Reportage. La célèbre chapellerie piémontaise vient de passer en mains genevoises. A Alessandria, les ouvriers respirent: leur savoir-faire ancestral ne sera pas bradé. Visite émue.

Est-ce le Far West ou le Pays des merveilles d’Alice? La machine à mélanger les poils ressemble à un vieux moulin en bois, la machine à carder à une vénérable cabine de diligence. Mais quand vous essayez d’attraper la lasagne pileuse sortie des rouleaux en cuivre de la machine à souffler/trier, c’est un impalpable nuage de douceur qui s’envole sous vos mains. Bienvenue dans le monde magique des poils de lapin transformés en chapeaux.

Un peu plus loin, un véritable pizzaiolo du bibi démoule des cloches de feutre d’une espèce d’araignée à vapeur et les fait tournoyer sur sa main avant de les déposer toutes fumantes sur l’étal. Il y a aussi le chapeau flambé: d’un geste précis et rapide qui ne tolère pas l’erreur, l’ouvrière passe le feutre au chalumeau. C’est, avec le polissage au papier émeri, une des deux manières de raser le précieux poil compacté et feutré dont on fait les couvre-chefs. Et puis vient le moment le plus émouvant, celui de l’impression du logo sur le ruban: c’est une véritable feuille d’or qui alimente la machine.

Alors, si vous décidez un de ces jours d’acheter un Borsalino et que le vendeur vous vante un produit «fabriqué à l’ancienne», pour une fois, vous pouvez le croire: les chapeaux qui sortent de l’usine d’Alessandria, au sud-est de Turin, ont cheminé sept semaines à travers des engins datant de 1857, maniés par des maîtres ouvriers au savoir-faire ancestral.

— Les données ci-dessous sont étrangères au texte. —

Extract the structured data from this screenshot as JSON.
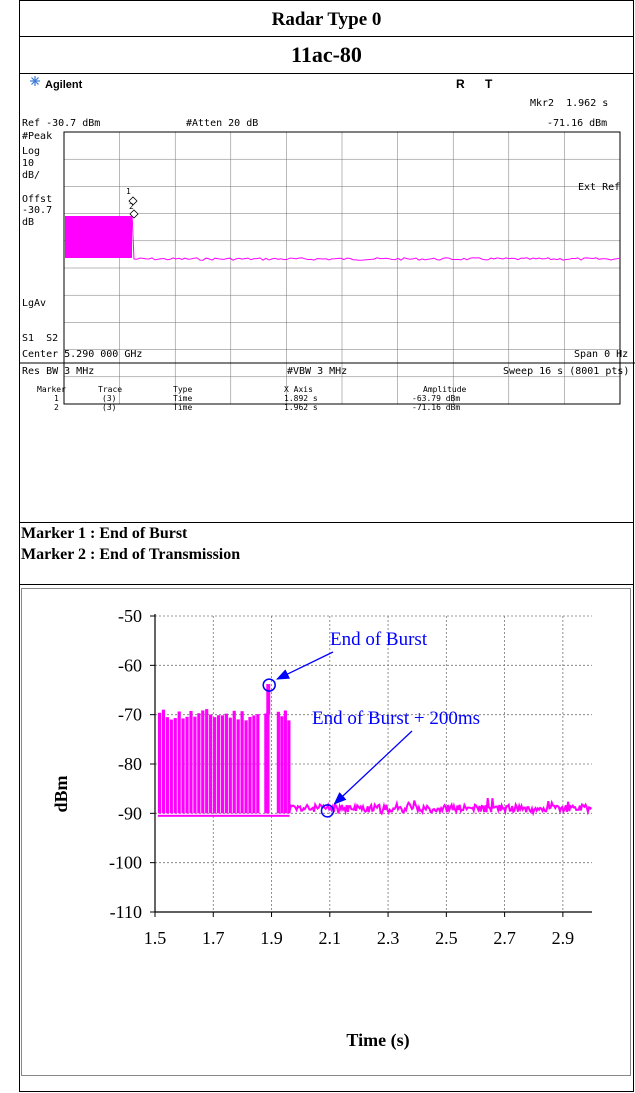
{
  "header": {
    "title": "Radar Type 0",
    "subtitle": "11ac-80"
  },
  "analyzer": {
    "brand": "Agilent",
    "status_r": "R",
    "status_t": "T",
    "marker_readout_1": "Mkr2  1.962 s",
    "marker_readout_2": "-71.16 dBm",
    "ref_level": "Ref -30.7 dBm",
    "atten": "#Atten 20 dB",
    "left_labels": [
      "#Peak",
      "Log",
      "10",
      "dB/",
      "Offst",
      "-30.7",
      "dB"
    ],
    "ext_ref": "Ext Ref",
    "lgav": "LgAv",
    "s1s2": "S1  S2",
    "center": "Center 5.290 000 GHz",
    "span": "Span 0 Hz",
    "res_bw": "Res BW 3 MHz",
    "vbw": "#VBW 3 MHz",
    "sweep": "Sweep 16 s (8001 pts)",
    "marker_labels": [
      "1",
      "2"
    ],
    "table": {
      "headers": [
        "Marker",
        "Trace",
        "Type",
        "X Axis",
        "Amplitude"
      ],
      "rows": [
        [
          "1",
          "(3)",
          "Time",
          "1.892 s",
          "-63.79 dBm"
        ],
        [
          "2",
          "(3)",
          "Time",
          "1.962 s",
          "-71.16 dBm"
        ]
      ]
    }
  },
  "notes": {
    "marker1": "Marker 1 : End of Burst",
    "marker2": "Marker 2 : End of Transmission"
  },
  "colors": {
    "trace": "#ff00ff",
    "annotation": "#0000ff",
    "grid": "#c8c8c8"
  },
  "chart_data": {
    "type": "line",
    "xlabel": "Time (s)",
    "ylabel": "dBm",
    "xlim": [
      1.5,
      3.0
    ],
    "ylim": [
      -110,
      -50
    ],
    "xticks": [
      "1.5",
      "1.7",
      "1.9",
      "2.1",
      "2.3",
      "2.5",
      "2.7",
      "2.9"
    ],
    "yticks": [
      "-50",
      "-60",
      "-70",
      "-80",
      "-90",
      "-100",
      "-110"
    ],
    "grid": true,
    "burst_start_s": 1.5,
    "burst_end_s": 1.962,
    "burst_high_dbm": -70,
    "burst_low_dbm": -90,
    "peak_s": 1.892,
    "peak_dbm": -63.79,
    "noise_floor_dbm": -89,
    "annotations": [
      {
        "text": "End of Burst",
        "target_x": 1.892,
        "target_y": -64
      },
      {
        "text": "End of Burst + 200ms",
        "target_x": 2.092,
        "target_y": -89.5
      }
    ]
  }
}
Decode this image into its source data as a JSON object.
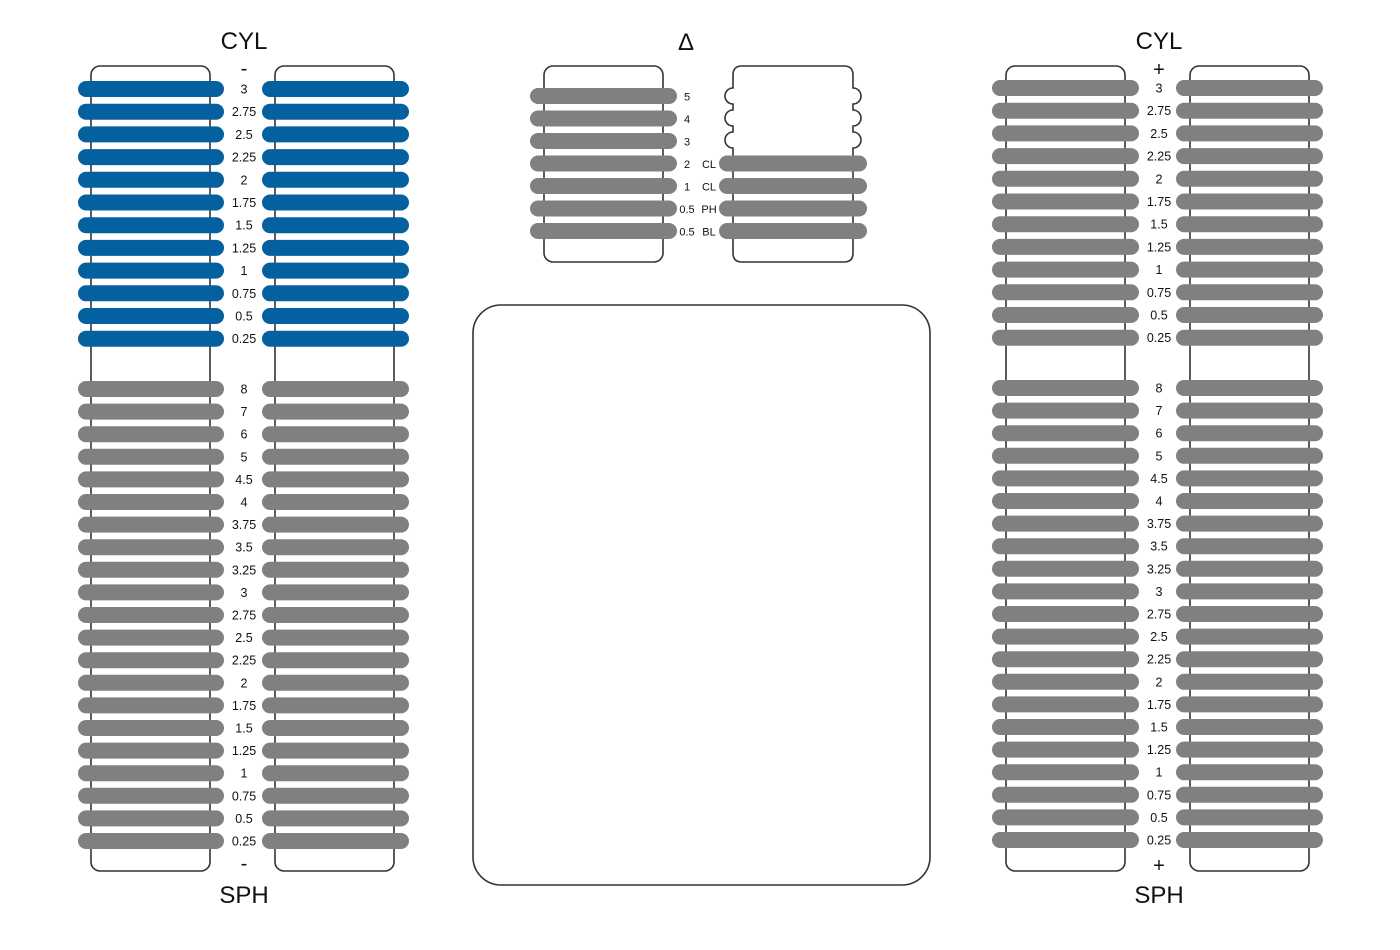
{
  "colors": {
    "active": "#05609f",
    "inactive": "#808080",
    "outline": "#333333",
    "text": "#111111"
  },
  "left_panel": {
    "cyl_title": "CYL",
    "cyl_sign": "-",
    "cyl_values": [
      "3",
      "2.75",
      "2.5",
      "2.25",
      "2",
      "1.75",
      "1.5",
      "1.25",
      "1",
      "0.75",
      "0.5",
      "0.25"
    ],
    "cyl_active": true,
    "sph_values": [
      "8",
      "7",
      "6",
      "5",
      "4.5",
      "4",
      "3.75",
      "3.5",
      "3.25",
      "3",
      "2.75",
      "2.5",
      "2.25",
      "2",
      "1.75",
      "1.5",
      "1.25",
      "1",
      "0.75",
      "0.5",
      "0.25"
    ],
    "sph_active": false,
    "sph_sign": "-",
    "sph_title": "SPH"
  },
  "right_panel": {
    "cyl_title": "CYL",
    "cyl_sign": "+",
    "cyl_values": [
      "3",
      "2.75",
      "2.5",
      "2.25",
      "2",
      "1.75",
      "1.5",
      "1.25",
      "1",
      "0.75",
      "0.5",
      "0.25"
    ],
    "cyl_active": false,
    "sph_values": [
      "8",
      "7",
      "6",
      "5",
      "4.5",
      "4",
      "3.75",
      "3.5",
      "3.25",
      "3",
      "2.75",
      "2.5",
      "2.25",
      "2",
      "1.75",
      "1.5",
      "1.25",
      "1",
      "0.75",
      "0.5",
      "0.25"
    ],
    "sph_active": false,
    "sph_sign": "+",
    "sph_title": "SPH"
  },
  "prism_panel": {
    "title": "Δ",
    "values": [
      "5",
      "4",
      "3",
      "2",
      "1",
      "0.5",
      "0.5"
    ],
    "extra_labels": [
      "CL",
      "CL",
      "PH",
      "BL"
    ]
  },
  "display_box": {}
}
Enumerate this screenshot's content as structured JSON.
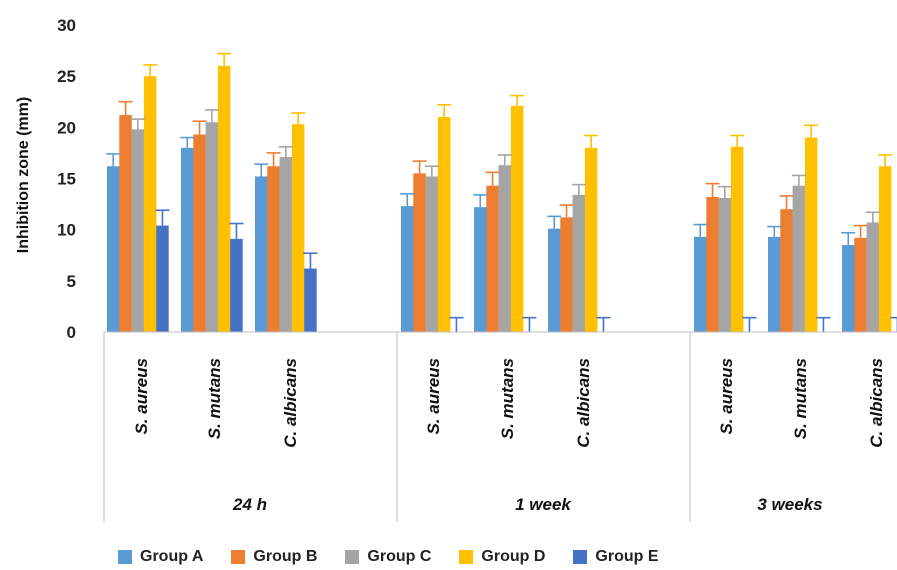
{
  "chart_data": {
    "type": "bar",
    "ylabel": "Inhibition zone (mm)",
    "ylim": [
      0,
      30
    ],
    "yticks": [
      0,
      5,
      10,
      15,
      20,
      25,
      30
    ],
    "grid": false,
    "legend_position": "bottom",
    "groups": [
      {
        "label": "24 h",
        "categories": [
          "S. aureus",
          "S. mutans",
          "C. albicans"
        ]
      },
      {
        "label": "1 week",
        "categories": [
          "S. aureus",
          "S. mutans",
          "C. albicans"
        ]
      },
      {
        "label": "3 weeks",
        "categories": [
          "S. aureus",
          "S. mutans",
          "C. albicans"
        ]
      }
    ],
    "categories": [
      "S. aureus",
      "S. mutans",
      "C. albicans",
      "S. aureus",
      "S. mutans",
      "C. albicans",
      "S. aureus",
      "S. mutans",
      "C. albicans"
    ],
    "series": [
      {
        "name": "Group A",
        "color": "#5B9BD5",
        "values": [
          16.2,
          18.0,
          15.2,
          12.3,
          12.2,
          10.1,
          9.3,
          9.3,
          8.5
        ],
        "errors": [
          1.2,
          1.0,
          1.2,
          1.2,
          1.2,
          1.2,
          1.2,
          1.0,
          1.2
        ]
      },
      {
        "name": "Group B",
        "color": "#ED7D31",
        "values": [
          21.2,
          19.3,
          16.2,
          15.5,
          14.3,
          11.2,
          13.2,
          12.0,
          9.2
        ],
        "errors": [
          1.3,
          1.3,
          1.3,
          1.2,
          1.3,
          1.2,
          1.3,
          1.3,
          1.2
        ]
      },
      {
        "name": "Group C",
        "color": "#A5A5A5",
        "values": [
          19.8,
          20.5,
          17.1,
          15.2,
          16.3,
          13.4,
          13.1,
          14.3,
          10.7
        ],
        "errors": [
          1.0,
          1.2,
          1.0,
          1.0,
          1.0,
          1.0,
          1.1,
          1.0,
          1.0
        ]
      },
      {
        "name": "Group D",
        "color": "#FFC000",
        "values": [
          25.0,
          26.0,
          20.3,
          21.0,
          22.1,
          18.0,
          18.1,
          19.0,
          16.2
        ],
        "errors": [
          1.1,
          1.2,
          1.1,
          1.2,
          1.0,
          1.2,
          1.1,
          1.2,
          1.1
        ]
      },
      {
        "name": "Group E",
        "color": "#4472C4",
        "values": [
          10.4,
          9.1,
          6.2,
          0,
          0,
          0,
          0,
          0,
          0
        ],
        "errors": [
          1.5,
          1.5,
          1.5,
          1.4,
          1.4,
          1.4,
          1.4,
          1.4,
          1.4
        ]
      }
    ]
  }
}
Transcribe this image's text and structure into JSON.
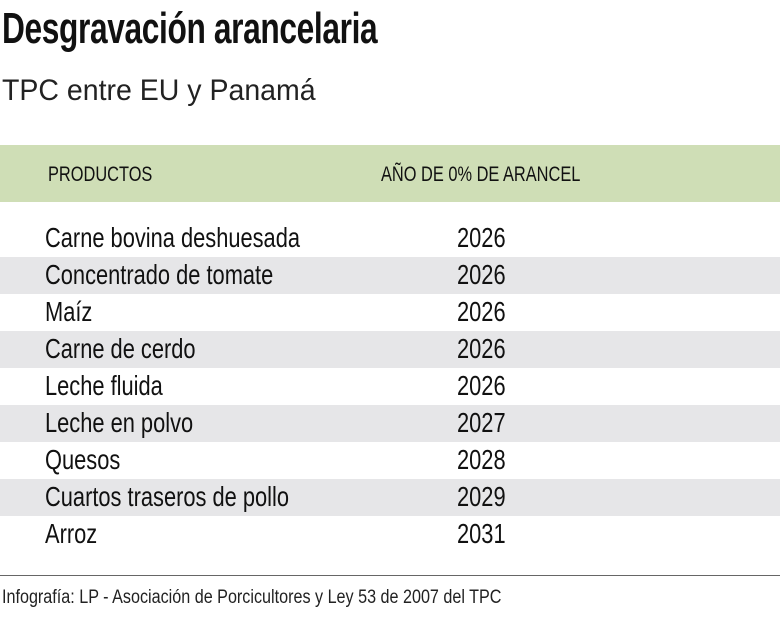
{
  "title": "Desgravación arancelaria",
  "subtitle": "TPC entre EU y Panamá",
  "colors": {
    "header_band": "#cfdeb6",
    "alt_row": "#e6e6e8"
  },
  "chart_data": {
    "type": "table",
    "columns": [
      "PRODUCTOS",
      "AÑO DE 0% DE ARANCEL"
    ],
    "rows": [
      [
        "Carne bovina deshuesada",
        "2026"
      ],
      [
        "Concentrado de tomate",
        "2026"
      ],
      [
        "Maíz",
        "2026"
      ],
      [
        "Carne de cerdo",
        "2026"
      ],
      [
        "Leche fluida",
        "2026"
      ],
      [
        "Leche en polvo",
        "2027"
      ],
      [
        "Quesos",
        "2028"
      ],
      [
        "Cuartos traseros de pollo",
        "2029"
      ],
      [
        "Arroz",
        "2031"
      ]
    ]
  },
  "footer": "Infografía: LP -  Asociación de Porcicultores y  Ley 53 de 2007 del TPC"
}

Certaines de ces machines ne sont simplement plus fabriquées: l’opération mécanique qu’elles effectuent a été remplacée, ailleurs, par l’usage de produits chimiques.

C’est, avec la marque Borsalino, cet appareil de production chargé d’émotion et de mémoire qui vient de passer en mains genevoises: à la tête d’un collectif d’investisseurs internationaux, les deux nouveaux propriétaires, Philippe Camperio et Edouard Burrus, coactionnaires de la société Haeres Equita S.R.L., n’ont pas 80 ans à eux deux. Tout le monde à Alessandria a poussé un soupir de soulagement, au printemps dernier, en les voyant arriver. Car le choix par le conseil d’administration de ces repreneurs-là signifie: il n’y aura pas de délocalisation.

Un sauvetage par les poils

Il était moins une: Borsalino a failli mourir. Son dernier propriétaire, Marco Marenco, a été arrêté en avril dernier à Lugano après une cavale digne d’un film de gangsters chapeautés. Accusé de faillite frauduleuse, l’homme d’affaires laisse, réparti sur ses nombreuses entreprises, un trou record de 3,5 milliards d’euros. Ces dernières années, sa gestion catastrophique a fait des dégâts: «Des commandes n’étaient pas honorées, la qualité baissait, raconte Michel Curchod, propriétaire des magasins Coup de chapeau à Lausanne et Genève et agent de Borsalino pour la Suisse. On aurait dit que des mauvais génies s’étaient ligués pour détruire de l’intérieur ce bijou de la chapellerie. J’en étais malade.»

Michel Curchod a aujourd’hui «bon espoir» de voir Borsalino renouer avec sa légende. Les priorités des nouveaux propriétaires sont celles qu’il a lui-même identifiées: retrouver la qualité d’avant et honorer une demande qui ne fait que croître. «La matière première de nos chapeaux se compose d’un mélange très précis de différents types de poils de lapin et de lièvre, explique Edouard Burrus. Or, certains fournisseurs, face aux factures impayées, avaient cessé leurs livraisons et la qualité s’en est ressentie. Mais le problème est réglé. Nous avons atteint notre premier objectif: restaurer la confiance.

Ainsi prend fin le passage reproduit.